Linguistics is the scientific study of language. It encompasses the analysis of every aspect of language, as well as the methods for studying and modeling them.
The traditional areas of linguistic analysis include phonetics, phonology, morphology, syntax, semantics, and pragmatics. Each of these areas roughly corresponds to phenomena found in human linguistic systems: sounds (and gesture, in the case of signed languages), minimal units (words, morphemes), phrases and sentences, and meaning and use.

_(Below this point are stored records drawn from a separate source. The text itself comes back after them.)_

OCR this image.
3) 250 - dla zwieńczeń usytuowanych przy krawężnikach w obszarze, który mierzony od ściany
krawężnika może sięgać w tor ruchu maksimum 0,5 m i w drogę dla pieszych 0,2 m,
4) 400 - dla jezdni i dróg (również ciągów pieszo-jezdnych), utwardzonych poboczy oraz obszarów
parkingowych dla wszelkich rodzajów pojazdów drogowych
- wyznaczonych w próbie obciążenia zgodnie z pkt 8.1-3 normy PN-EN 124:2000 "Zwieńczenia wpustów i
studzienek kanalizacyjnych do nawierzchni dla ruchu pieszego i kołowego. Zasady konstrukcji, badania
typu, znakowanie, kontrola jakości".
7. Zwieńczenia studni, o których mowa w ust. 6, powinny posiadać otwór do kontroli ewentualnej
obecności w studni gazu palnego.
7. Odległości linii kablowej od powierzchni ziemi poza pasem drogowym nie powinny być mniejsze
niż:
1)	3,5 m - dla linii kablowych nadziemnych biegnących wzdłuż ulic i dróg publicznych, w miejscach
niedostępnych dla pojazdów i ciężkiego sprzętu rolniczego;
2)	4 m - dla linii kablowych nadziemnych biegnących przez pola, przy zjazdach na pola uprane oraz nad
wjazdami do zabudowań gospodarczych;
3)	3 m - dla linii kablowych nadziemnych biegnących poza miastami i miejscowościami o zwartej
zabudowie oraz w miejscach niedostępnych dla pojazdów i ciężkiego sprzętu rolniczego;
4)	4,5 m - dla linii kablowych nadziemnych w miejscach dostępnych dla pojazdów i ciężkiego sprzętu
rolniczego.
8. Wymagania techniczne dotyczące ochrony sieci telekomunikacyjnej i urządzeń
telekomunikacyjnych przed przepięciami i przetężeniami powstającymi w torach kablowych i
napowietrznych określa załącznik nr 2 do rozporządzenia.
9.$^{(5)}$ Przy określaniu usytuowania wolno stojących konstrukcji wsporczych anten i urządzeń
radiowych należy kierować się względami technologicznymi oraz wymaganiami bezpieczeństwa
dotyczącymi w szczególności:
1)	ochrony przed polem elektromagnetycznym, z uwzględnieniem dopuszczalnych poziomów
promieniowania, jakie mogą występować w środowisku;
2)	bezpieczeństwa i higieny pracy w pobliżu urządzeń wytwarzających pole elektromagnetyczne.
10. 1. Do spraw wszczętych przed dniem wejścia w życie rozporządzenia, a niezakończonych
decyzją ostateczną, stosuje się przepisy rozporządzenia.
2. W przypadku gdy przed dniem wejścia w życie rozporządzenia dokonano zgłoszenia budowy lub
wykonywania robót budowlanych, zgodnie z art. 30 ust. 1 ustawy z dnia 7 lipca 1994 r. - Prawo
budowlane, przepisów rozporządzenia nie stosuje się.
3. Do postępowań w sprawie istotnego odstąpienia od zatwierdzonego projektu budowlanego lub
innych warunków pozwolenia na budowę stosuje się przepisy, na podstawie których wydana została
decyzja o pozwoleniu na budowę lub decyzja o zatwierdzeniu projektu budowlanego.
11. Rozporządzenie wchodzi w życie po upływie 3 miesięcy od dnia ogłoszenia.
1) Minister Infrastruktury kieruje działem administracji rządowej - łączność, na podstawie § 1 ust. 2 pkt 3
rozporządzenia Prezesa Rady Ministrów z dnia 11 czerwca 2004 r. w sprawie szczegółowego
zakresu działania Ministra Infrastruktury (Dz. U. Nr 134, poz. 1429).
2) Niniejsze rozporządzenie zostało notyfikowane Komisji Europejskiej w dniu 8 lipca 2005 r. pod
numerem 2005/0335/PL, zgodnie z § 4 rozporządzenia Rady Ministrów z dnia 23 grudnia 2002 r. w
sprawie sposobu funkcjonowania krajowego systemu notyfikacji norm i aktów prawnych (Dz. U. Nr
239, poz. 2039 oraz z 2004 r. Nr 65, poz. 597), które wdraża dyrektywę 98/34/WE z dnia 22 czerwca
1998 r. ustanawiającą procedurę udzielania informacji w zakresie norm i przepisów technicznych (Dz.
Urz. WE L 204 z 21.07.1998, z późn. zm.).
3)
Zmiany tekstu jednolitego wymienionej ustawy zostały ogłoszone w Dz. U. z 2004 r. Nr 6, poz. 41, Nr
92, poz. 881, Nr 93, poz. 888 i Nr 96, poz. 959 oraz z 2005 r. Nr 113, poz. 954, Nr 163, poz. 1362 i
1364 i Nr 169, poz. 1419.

Linguistics studies these phenomena in diverse ways and from various perspectives. Theoretical linguistics (including traditional descriptive linguistics) is concerned with building models of these systems, their parts (ontologies), and their combinatorics. Psycholinguistics builds theories of the processing and production of all these phenomena. These phenomena may be studied synchronically or diachronically (through history), in monolinguals or polyglots, in children or adults, as they are acquired or statically, as abstract objects or as embodied cognitive structures, using texts (corpora) or through experimental elicitation, by gathering data mechanically, through fieldwork, or through introspective inference tasks. Computational linguistics implements theoretical constructs to parse or produce natural language or homologues. Neurolinguistics investigates linguistic phenomena by experiments on actual brain responses involving linguistic stimuli.
Linguistics is related to the philosophy of language, stylistics and rhetoric, semiotics, lexicography, and translation.